Tuesday, May 9, 2017

Kafka on the Shore

Dunia Kafka, translated to Indonesian from Kafka on the Shore, is the first novel I have read by Haruki Murakami, and I can definitely say that it won’t be the last. Why the title was translated as Dunia Kafka (Kafka’s World) rather than Kafka di tepi Pantai, I don’t know. Frankly, I think the latter sounds kind of poetic, aside from being a literal translation of the original title. In any case, that’s a small point.

This is the sort of novel that one very rarely sees these days. We used to call this sort of thing “literature”. And it is awfully good to see it again in the dry desert spanning decades of mediocrity and downright tripe. This is more than a story. It’s a vision. It is a complete and authentic invention, an exploration of life itself, of meaning, of spirit, of the elusive, fragile fabric that touches the deepest, most fundamental aspects of the human psyche.

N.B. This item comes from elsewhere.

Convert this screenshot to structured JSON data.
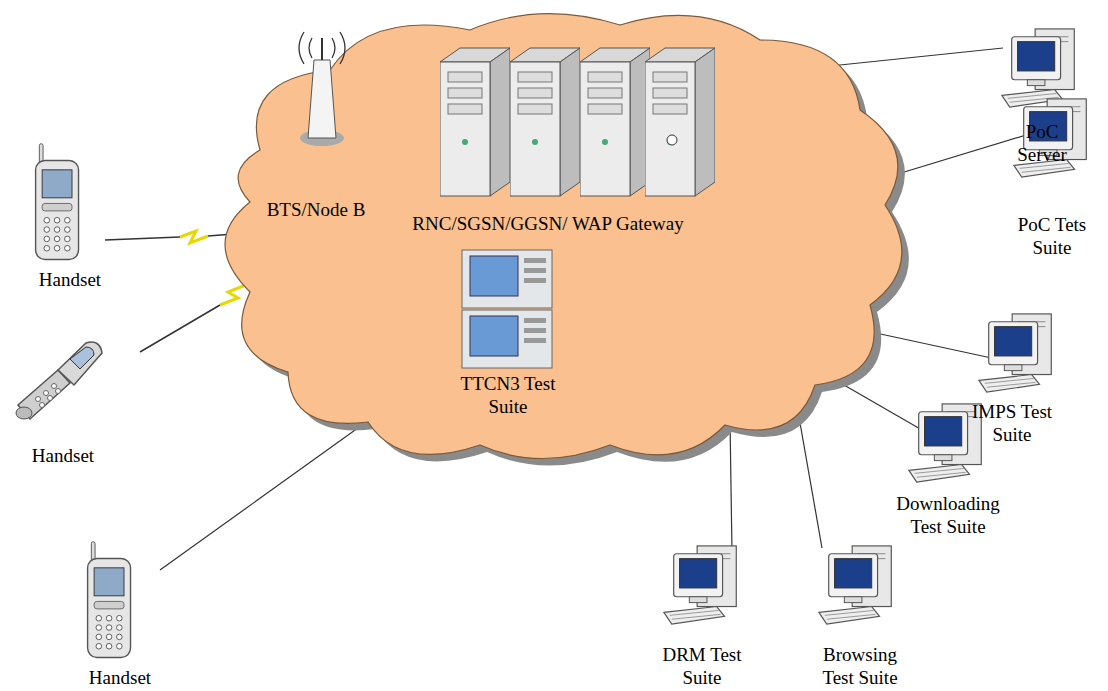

This novel pulls you in like a sliver of light from a doorway ajar. You push the door further, peer into the room, confront the uncertain play of light and shadow, and beyond what can be seen, proven, expressed, you sense the invisible, the labyrinthine world that lies beyond, filled with the perplexing coincidence of love, longing, remorse, rage, mystery, miracle and transcendence. Herein, the gates of heaven and hell are both wide open.

An elusive sort of introduction, I suppose, but offered with an assurance that this singular work of art will not disappoint the reader who loves the experience of what literature is meant to convey.